Thursday, 27 September 2012

Star Struck

In an effort to make a list of women who served in some capacity during the Great War, but whose work might be unknown by later generations, I've been browsing through medal rolls for French Red Cross workers, and some of those who worked for a multitude of other miscellaneous medical and 'caring' units overseas. The majority, but not all, were women, and I feel sure that in most cases their descendants will be totally unaware that they crossed the Channel to 'do their bit.'  They ranged from Directors and Administrators of large units, to the most humble of drivers, orderlies, cooks and canteen assistants.  But what orderlies and canteen assistants! In places the lists read like Who's Who, and the members of the First Aid Nursing Yeomanry alone could have kept 'Country Life' in photos and copy for decades. Countesses, Duchesses, Honourables and Lady's; writers, actresses, poets and singers; politicians and businessmen - their names litter the lists.
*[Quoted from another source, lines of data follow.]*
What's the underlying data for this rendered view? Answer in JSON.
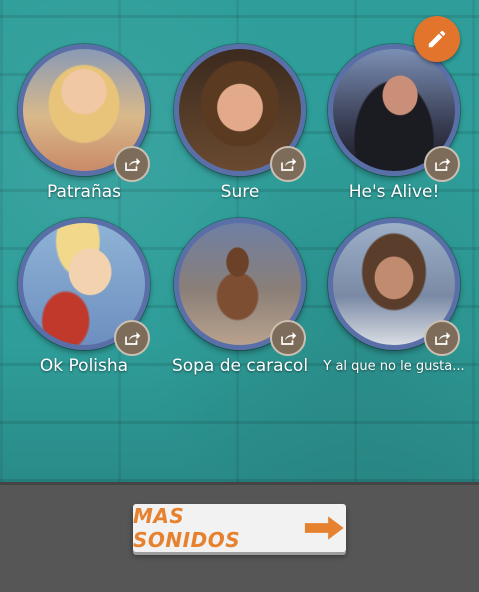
{
  "app": {
    "edit_icon": "pencil-icon",
    "accent": "#e2742b",
    "ring_color": "#5a6fa8",
    "wall_color": "#2f9e9a"
  },
  "sounds": [
    {
      "label": "Patrañas",
      "share_icon": "share-icon"
    },
    {
      "label": "Sure",
      "share_icon": "share-icon"
    },
    {
      "label": "He's Alive!",
      "share_icon": "share-icon"
    },
    {
      "label": "Ok Polisha",
      "share_icon": "share-icon"
    },
    {
      "label": "Sopa de caracol",
      "share_icon": "share-icon"
    },
    {
      "label": "Y al que no le gusta...",
      "share_icon": "share-icon"
    }
  ],
  "footer": {
    "more_label": "MAS SONIDOS",
    "more_icon": "arrow-right-icon"
  }
}
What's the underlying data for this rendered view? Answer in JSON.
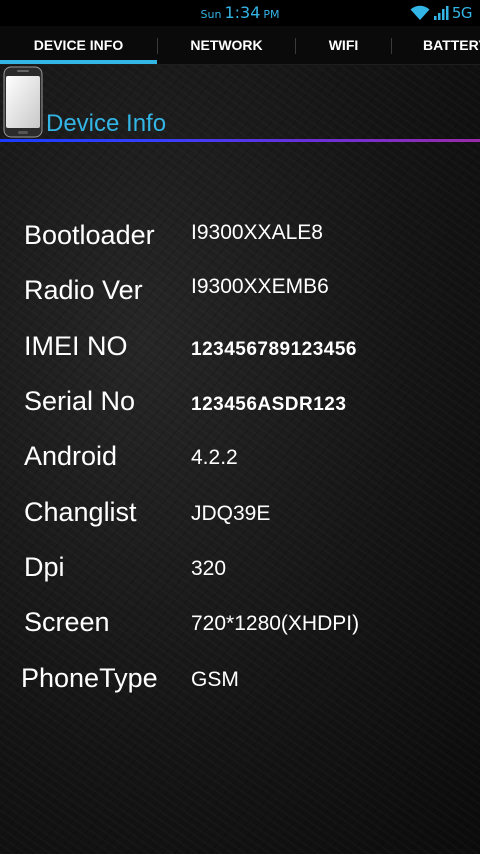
{
  "status_bar": {
    "day": "Sun",
    "time": "1:34",
    "ampm": "PM",
    "network_type": "5G",
    "wifi_icon": "wifi-icon",
    "signal_icon": "signal-bars-icon"
  },
  "tabs": [
    {
      "label": "DEVICE INFO",
      "active": true
    },
    {
      "label": "NETWORK",
      "active": false
    },
    {
      "label": "WIFI",
      "active": false
    },
    {
      "label": "BATTERY",
      "active": false
    }
  ],
  "header": {
    "icon": "phone-icon",
    "title": "Device Info"
  },
  "device_info": [
    {
      "label": "Bootloader",
      "value": "I9300XXALE8"
    },
    {
      "label": "Radio Ver",
      "value": "I9300XXEMB6"
    },
    {
      "label": "IMEI NO",
      "value": "123456789123456"
    },
    {
      "label": "Serial No",
      "value": "123456ASDR123"
    },
    {
      "label": "Android",
      "value": "4.2.2"
    },
    {
      "label": "Changlist",
      "value": "JDQ39E"
    },
    {
      "label": "Dpi",
      "value": "320"
    },
    {
      "label": "Screen",
      "value": "720*1280(XHDPI)"
    },
    {
      "label": "PhoneType",
      "value": "GSM"
    }
  ],
  "colors": {
    "accent": "#33b5e5",
    "background": "#151515",
    "text": "#ffffff"
  }
}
Included among them, John Masefield and Laurence Binyon; Herbert J. Gladstone and his wife Dorothy (Paget); Lady Louise Mountbatten, Sir Herbert Grotrian, later MP for Hull East, and his brother Frederick. Also included, from vastly opposing spheres, Percy Dearmer, Decima Moore and Enid Bagnold, the latter dismissed from one job by the War Office only to find her way to France as a driver with the First Aid Nursing Yeomanry. Some of them only stayed a short time, and looking at how many returned after just a month or two I wonder if a few had only medals in mind when they volunteered.  Others stayed for years, working with true devotion in humble occupations. I've enjoyed my wander through the upper classes both at work and at war, and would suggest that if you come from a middle-class sort of background, check the medal index cards, held at The National Archives, just to see if your great-aunt or great-grandmother was there.